A centerpiece of the Administration’s efforts to reform health care is an expansion of the use of electronic health records and other increased use of information technology in the delivery and administration of health care. A large part of that effort is the $20 billion plus made available in the stimulus bill to pay incentives to physicians and hospitals that utilize electronic health records in a “meaningful” way. The Department of Health and Human Services has released its proposed rule regarding the incentive payment requirements and an interim final rule regarding certification of electronic health record systems has also been issued. (HHS Press Release) (Links to Rule and Fact Sheets)
The proposed and interim rules together run around 700 pages, and even though this is partly due to double spacing, large type and a lot of typical formal gibberish, they are long and complex.

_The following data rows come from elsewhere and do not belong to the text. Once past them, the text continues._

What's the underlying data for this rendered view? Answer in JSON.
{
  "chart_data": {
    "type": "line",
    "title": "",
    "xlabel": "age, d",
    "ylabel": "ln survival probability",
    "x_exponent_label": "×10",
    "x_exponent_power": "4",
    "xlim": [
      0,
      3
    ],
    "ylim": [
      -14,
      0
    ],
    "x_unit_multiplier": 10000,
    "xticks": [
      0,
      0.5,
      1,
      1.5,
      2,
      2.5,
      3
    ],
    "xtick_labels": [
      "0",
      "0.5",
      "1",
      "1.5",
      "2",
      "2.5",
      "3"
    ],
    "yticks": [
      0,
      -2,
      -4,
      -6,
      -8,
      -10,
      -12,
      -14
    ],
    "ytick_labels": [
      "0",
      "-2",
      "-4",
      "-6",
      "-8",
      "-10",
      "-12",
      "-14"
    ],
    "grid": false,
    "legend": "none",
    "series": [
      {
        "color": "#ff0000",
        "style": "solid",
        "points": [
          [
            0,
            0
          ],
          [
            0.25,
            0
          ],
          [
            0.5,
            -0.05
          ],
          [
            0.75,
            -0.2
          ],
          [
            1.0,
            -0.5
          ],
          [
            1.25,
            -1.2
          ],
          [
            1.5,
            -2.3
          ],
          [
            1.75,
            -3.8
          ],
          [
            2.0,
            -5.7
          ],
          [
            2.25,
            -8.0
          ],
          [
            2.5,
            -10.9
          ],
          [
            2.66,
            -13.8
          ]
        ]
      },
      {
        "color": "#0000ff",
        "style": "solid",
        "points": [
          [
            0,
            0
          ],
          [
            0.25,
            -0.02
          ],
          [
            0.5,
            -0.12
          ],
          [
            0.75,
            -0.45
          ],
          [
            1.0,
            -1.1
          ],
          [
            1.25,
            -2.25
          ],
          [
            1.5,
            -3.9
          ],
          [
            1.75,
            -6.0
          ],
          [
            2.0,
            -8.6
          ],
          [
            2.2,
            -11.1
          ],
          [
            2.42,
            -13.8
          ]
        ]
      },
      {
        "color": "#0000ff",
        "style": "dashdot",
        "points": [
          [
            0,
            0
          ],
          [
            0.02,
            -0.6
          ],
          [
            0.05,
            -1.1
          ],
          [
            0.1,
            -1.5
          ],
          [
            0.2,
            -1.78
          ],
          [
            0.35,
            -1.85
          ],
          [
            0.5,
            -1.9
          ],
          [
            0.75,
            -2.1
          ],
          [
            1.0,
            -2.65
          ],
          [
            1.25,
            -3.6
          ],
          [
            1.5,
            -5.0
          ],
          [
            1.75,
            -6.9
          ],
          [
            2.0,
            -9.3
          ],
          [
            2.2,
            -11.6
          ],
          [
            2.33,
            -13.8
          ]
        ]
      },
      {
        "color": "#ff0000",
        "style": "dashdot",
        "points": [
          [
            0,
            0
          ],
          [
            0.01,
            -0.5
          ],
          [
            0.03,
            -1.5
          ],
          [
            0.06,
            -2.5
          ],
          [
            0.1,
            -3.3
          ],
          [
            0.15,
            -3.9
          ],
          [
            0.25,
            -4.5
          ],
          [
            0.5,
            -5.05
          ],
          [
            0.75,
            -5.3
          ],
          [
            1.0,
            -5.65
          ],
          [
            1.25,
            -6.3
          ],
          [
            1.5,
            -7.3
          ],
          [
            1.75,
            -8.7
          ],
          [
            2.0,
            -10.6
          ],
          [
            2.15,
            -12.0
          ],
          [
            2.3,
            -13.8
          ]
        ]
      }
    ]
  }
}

A few posts will be needed to even superficially discuss these proposals. One fair observation is that while this program creates obvious business opportunities both for vendors of EHR systems and consultants to help with implementation, careful research, some reported in our recent posts, continues to demonstrate that it is unlikely that the use of electronic health records will in fact reduce costs or even improve quality. Experience also demonstrates that installing these systems is itself costly and complex and interferes with current work processes for an extended time, causing revenue loss and potentially affecting quality of care. The maximum incentive for physicians is around $44,000 over several years. This will not in most cases cover the cost of the system, the costs of implementation, the loss of revenue and the general hassle most physicians will experience. Hospitals likely will have similar issues.
Not surprisingly, therefore, providers have been cautious at best in their initial response. The American Hospital Association said there were serious flaws in the proposed rules. (AHA Statement) The American Medical Association simply said it looked forward to studying and commenting on them. (AMA Statement) And the Medical Group Management Association said the proposed rules would be hard for many physician practices to comply with. (MGMA Statement) We could hope that the Administration would have learned from other countries experiences with the introduction of health information technology or even the experience of providers in the United States and been both more creative and more realistic in encouraging adoption. Even now, it would be wise to lower expectations.